O Propolar (Programa Polar Português) referia, em comunicado divulgado no predito dia 30 de janeiro, que, “pela 7.ª vez, Portugal contribui para a logística científica na Antártida fretando um avião que transportará cientistas e técnicos entre Punta Arenas, no Chile, e o aeródromo Teniente Marsh na ilha de Rei Jorge, na Antártida”.
A missão, que partiu a 31, foi a âncora da Campanha Antártica Portuguesa 2017-18, que decorreu até março, período de verão na região, em conjunto com os vários países parceiros.
Os voos de ida e volta, coordenados pelo Propolar levaram quatro investigadores portugueses à Antártida, proporcionando também transporte a 101 investigadores dos programas búlgaro, chinês, espanhol e sul coreano.
A atual campanha antártica integra seis projetos de investigação, com um total de 14 cientistas no terreno (10 portugueses, três espanhóis e um norte-americano) que trabalham nas ilhas de Rei Jorge e Livingston (Arquipélago das Shetlands do Sul) e em Cierva Cove (Costa Danco, Península Antártica).
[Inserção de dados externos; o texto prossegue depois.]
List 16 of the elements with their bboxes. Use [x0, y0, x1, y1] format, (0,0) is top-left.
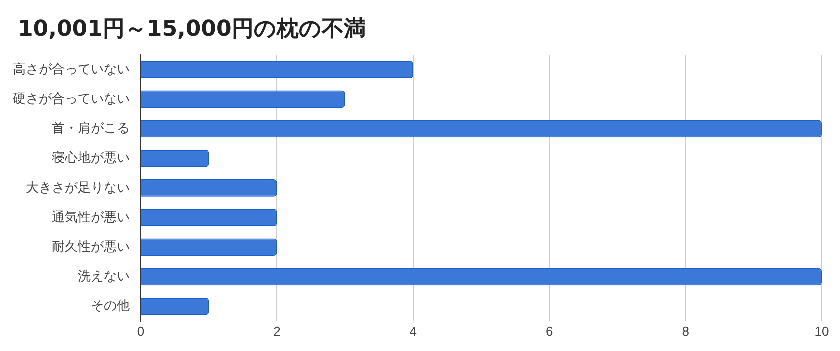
x-tick-label: 2: [274, 324, 281, 339]
y-tick-label: その他: [91, 298, 130, 314]
y-tick-label: 通気性が悪い: [52, 209, 130, 224]
y-tick-label: 大きさが足りない: [26, 180, 130, 195]
y-tick-label: 寝心地が悪い: [52, 150, 130, 166]
x-tick-label: 10: [814, 324, 830, 339]
x-tick-label: 8: [682, 324, 690, 339]
y-tick-label: 硬さが合っていない: [13, 90, 130, 106]
y-tick-label: 高さが合っていない: [13, 61, 130, 76]
y-tick-label: 首・肩がこる: [52, 120, 130, 136]
x-tick-label: 0: [137, 324, 145, 339]
x-tick-label: 4: [410, 324, 418, 339]
chart-title: 10,001円～15,000円の枕の不満: [18, 16, 366, 44]
y-tick-label: 洗えない: [78, 268, 130, 284]
y-tick-label: 耐久性が悪い: [52, 238, 130, 254]
x-tick-label: 6: [546, 324, 554, 339]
É certo que Portugal não possui infraestruturas na Antártida, mas as campanhas nacionais apoiam-se na cooperação internacional estabelecida pelo Propolar na última década, com países como a Argentina, Bulgária, Brasil, Chile, China, Espanha, Estados Unidos da América, Peru, República da Coreia e Uruguai.
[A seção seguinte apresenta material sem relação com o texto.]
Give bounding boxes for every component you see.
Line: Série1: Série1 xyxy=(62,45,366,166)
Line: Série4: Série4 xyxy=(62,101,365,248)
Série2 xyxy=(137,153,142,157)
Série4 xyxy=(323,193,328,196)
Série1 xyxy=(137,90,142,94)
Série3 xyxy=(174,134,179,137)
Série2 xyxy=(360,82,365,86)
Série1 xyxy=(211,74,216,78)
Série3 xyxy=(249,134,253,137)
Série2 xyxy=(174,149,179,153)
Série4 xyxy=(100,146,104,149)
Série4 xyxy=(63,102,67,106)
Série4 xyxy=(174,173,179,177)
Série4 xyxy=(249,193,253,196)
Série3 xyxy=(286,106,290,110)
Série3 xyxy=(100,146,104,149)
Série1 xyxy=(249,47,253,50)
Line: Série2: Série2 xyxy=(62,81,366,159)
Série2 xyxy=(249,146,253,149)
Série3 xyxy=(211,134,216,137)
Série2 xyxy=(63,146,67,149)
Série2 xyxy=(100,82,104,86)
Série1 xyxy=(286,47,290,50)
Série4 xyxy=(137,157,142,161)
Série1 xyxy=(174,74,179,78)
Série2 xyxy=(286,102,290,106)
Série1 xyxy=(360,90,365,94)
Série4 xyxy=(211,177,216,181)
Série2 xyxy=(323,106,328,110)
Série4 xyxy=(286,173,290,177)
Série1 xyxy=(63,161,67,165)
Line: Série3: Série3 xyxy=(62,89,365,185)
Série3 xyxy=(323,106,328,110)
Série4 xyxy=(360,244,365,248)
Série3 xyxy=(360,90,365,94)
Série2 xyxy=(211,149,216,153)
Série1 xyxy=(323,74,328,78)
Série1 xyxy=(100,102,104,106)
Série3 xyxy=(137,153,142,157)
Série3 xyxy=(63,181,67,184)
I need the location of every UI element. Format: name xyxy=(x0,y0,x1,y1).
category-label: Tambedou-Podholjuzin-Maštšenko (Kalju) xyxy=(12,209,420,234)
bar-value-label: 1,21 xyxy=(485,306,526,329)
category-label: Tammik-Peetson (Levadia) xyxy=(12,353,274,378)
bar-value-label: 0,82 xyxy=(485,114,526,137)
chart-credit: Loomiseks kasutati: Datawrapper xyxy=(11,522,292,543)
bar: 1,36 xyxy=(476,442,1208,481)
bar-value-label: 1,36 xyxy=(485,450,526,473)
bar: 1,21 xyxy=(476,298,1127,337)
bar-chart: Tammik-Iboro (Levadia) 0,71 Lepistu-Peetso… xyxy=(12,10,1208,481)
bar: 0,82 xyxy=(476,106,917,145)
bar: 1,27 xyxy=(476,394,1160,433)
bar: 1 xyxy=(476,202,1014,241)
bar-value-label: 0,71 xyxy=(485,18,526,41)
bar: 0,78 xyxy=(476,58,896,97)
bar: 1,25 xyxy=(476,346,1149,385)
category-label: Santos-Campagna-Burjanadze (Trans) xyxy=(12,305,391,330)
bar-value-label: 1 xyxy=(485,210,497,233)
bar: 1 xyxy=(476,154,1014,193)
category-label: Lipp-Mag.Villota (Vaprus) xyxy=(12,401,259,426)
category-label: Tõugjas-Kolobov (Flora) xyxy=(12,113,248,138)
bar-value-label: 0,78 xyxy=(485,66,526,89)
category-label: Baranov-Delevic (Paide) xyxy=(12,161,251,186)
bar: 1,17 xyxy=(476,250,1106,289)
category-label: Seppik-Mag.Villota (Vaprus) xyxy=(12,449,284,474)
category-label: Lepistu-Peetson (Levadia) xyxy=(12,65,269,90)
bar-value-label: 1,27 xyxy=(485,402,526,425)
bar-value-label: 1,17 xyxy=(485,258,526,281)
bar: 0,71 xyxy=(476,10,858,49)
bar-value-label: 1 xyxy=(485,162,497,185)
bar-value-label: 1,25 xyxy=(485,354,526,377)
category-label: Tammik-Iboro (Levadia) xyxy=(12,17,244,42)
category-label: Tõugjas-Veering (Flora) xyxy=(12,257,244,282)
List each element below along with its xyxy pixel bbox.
A campanha portuguesa 2017-18 é financiada pelo Propolar, através da FCT (Fundação para a Ciência e a Tecnologia), tutelada pelo Ministério da Ciência, Tecnologia e Ensino Superior.
Os projetos nacionais são coordenados por 6 universidades e centros de investigação públicos, principalmente nas áreas das ciências sociais, da criosfera, do ambiente e da Terra, alguns visando estudar os efeitos das alterações climáticas.
É de esclarecer que a “criosfera” (do termo grego “kryos”, que significa glacial, frio ou gelado) é a quinta das cinco esferas em que os cientistas classificam a Terra. É constituída por regiões da superfície terrestre cobertas permanentemente por gelo e neve e aquela parte do solo que contém gelo. Estas regiões cobrem 10% da superfície terrestre e têm enorme importância na regulação dos processos hídricos e atmosféricos.
A “criosfera” inclui: mantos e calotas de gelo, geleiras, mar congelado (gelo marinho), lagos e rios congelados, permafrost (solo e rochas congeladas) e neve sazonal.
Recorde-se que a água congelada representa 80% de toda a água doce disponível na Terra.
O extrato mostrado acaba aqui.